Acrosome-reacted mouse spermatozoa recovered from the perivitelline space can fertilize other eggs

Abstract

Many investigators maintain that spermatozoa that have initiated the acrosome reaction (AR) before reaching the surface of the egg's zona pellucida (ZP) are unable to bind and penetrate the ZP. A recent study has revealed that most fertilizing mouse spermatozoa initiate the AR before contacting the ZP. We found that acrosome-reacted spermatozoa collected from the perivitelline space of Cd9-null mice (whose egg plasma membranes are incapable of fusing with spermatozoa) were able to pass through both the cumulus and ZP of WT mouse eggs and produced live offspring. This means that the spermatozoa we used had the ability to pass through the ZP at least twice. Apparently, some spermatozoa that had undergone the AR long before contact with the ZP remained capable of crossing the ZP and fertilizing eggs. Thus, the concept that acrosome-reacted spermatozoa are unable to bind to the ZP and have lost their fertilizing capacity must be reconsidered.

Fig. 1.

Preparation of spermatozoa accumulating in the PVS. Eggs from either B6D2F1 or Cd9^−/− female mice were superovulated as indicated in Materials and Methods. One hour before the estimated ovulation time, both lines of female mice were mated with Izumo1^−/− or B6D2F1 male mice, respectively. Eggs were collected from oviducts 8 h after plug formation. (A) Many spermatozoa accumulated in the PVS of Cd9^−/− eggs because of impaired sperm–egg fusion.
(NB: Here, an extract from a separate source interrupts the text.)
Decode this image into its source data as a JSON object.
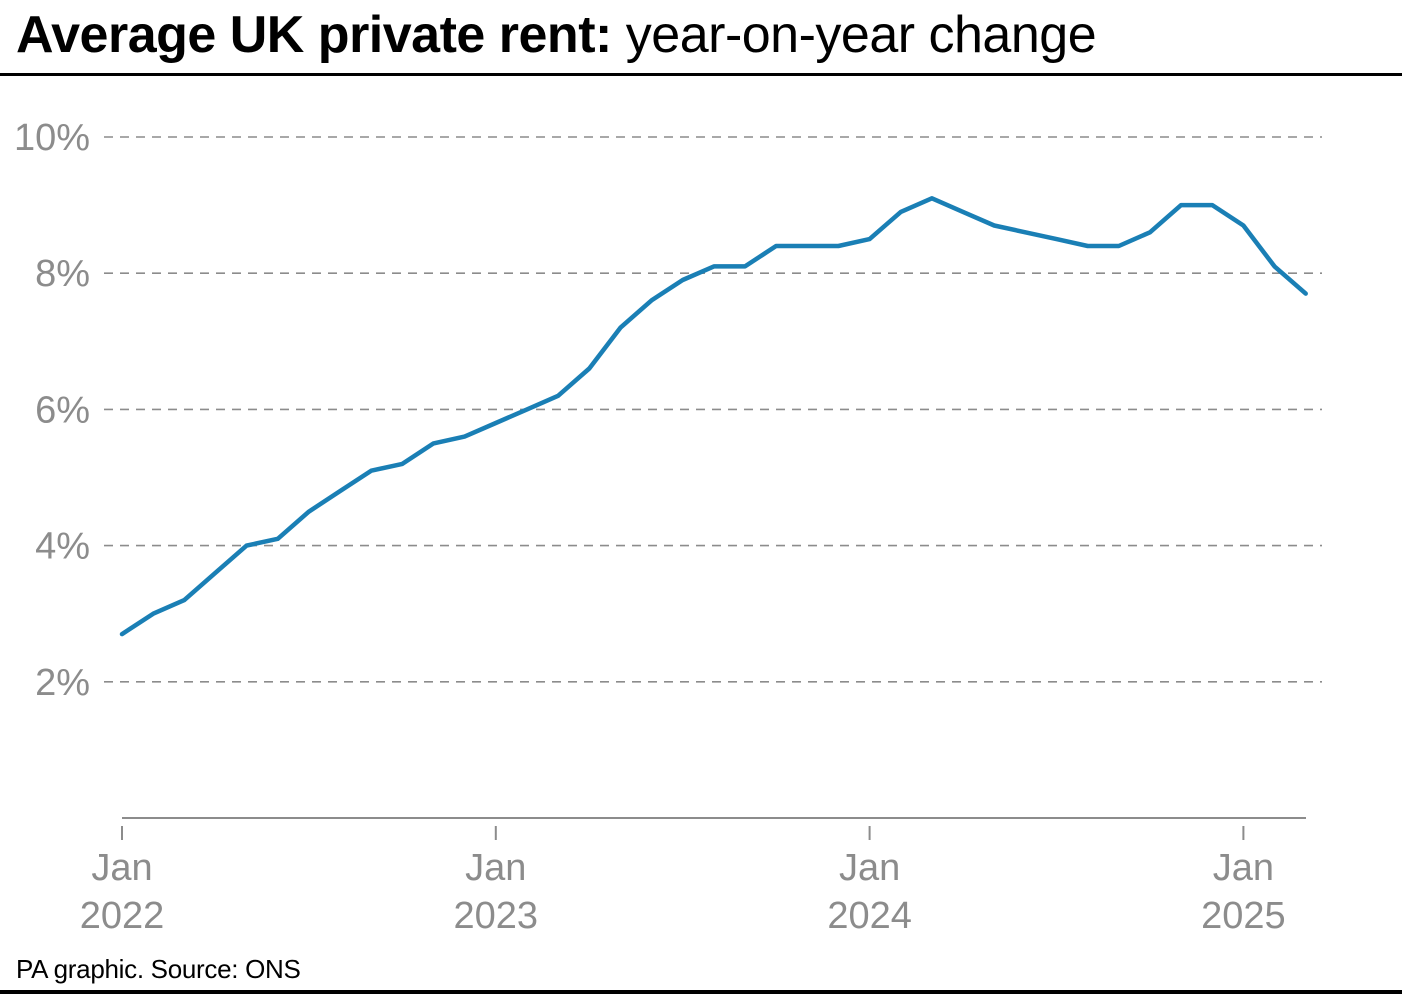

The spermatozoa were stained with Hoechst 33342 and viewed through a fluorescence microscope with phase-contrast optics. A mean of 5.5 spermatozoa per egg was able to penetrate the zona (n = 11). (Scale bar = 50 μm.) (B) Transmission electron micrograph of a spermatozoon within the PVS; the micrograph shows a longitudinal section of the anterior region of the sperm head. The inner acrosomal membrane (IAM) is exposed. Vesicle-like structures around the IAM are sections of egg's microvilli. EPM, egg-plasma membrane. (Scale bar = 200 nm.)

Fig. 2.

Recovery of spermatozoa from the PVS and subsequent fertilization in vitro. (A) Schematic diagram indicating the recovery of spermatozoa from the PVS and subsequent in vitro insemination and fertilization. (B) Cumulus cells and all the spermatozoa near and on the ZP were removed by hyaluronidase treatment and subsequent washings. A few spermatozoa on the ZP, if any, were individually immobilized (permanently) by damaging sperm tail plasma membrane by a single piezo pulse. A large slit was made in the ZP by applying several piezo pulses to the pipette before spermatozoa in the PVS were flushed out from the slit together with the ooplasm (Movie S1). (C) Second round of insemination was performed in a 4-μL drop of TYH medium. The spermatozoa released from the PVS were coincubated with a freshly prepared cumulus–oocyte complex. The mixture of empty ZP, naked eggs (NE), and zona-intact eggs (indicated by asterisk) within the cumulus, photographed 12 h after insemination, is shown. A broken line indicates a cumulus layer. (D) Izumo1^−/− spermatozoon that had failed to fuse with the egg for the second time is indicated by an arrow. (E) Because the spermatozoa utilized for the assessment of second-round insemination using Cd9^−/− eggs were WT spermatozoa, they could fuse with the eggs and formed pronuclei 12 h after insemination, as indicated by the arrows. (F) Embryos at the two-cell stage obtained from the fertilized eggs in E and incubated in potassium (K(+)) simplex optimized medium (kSOM) for another 8 h.

Fig. 3.

Production of healthy offspring from eggs fertilized by spermatozoa that had penetrated the ZP for the second time. (A) Black-eyed neonate (arrow) developed from a B6D2F1 egg fertilized by a PVS spermatozoon. Albino offspring were derived from concomitantly transplanted ICR two-cell embryos. (B) Seven-day-old mouse developed from an egg fertilized by a PVS spermatozoon (arrow). (C) This female mouse, derived from an egg fertilized by a PVS spermatozoon, was healthy and underwent a normal pregnancy.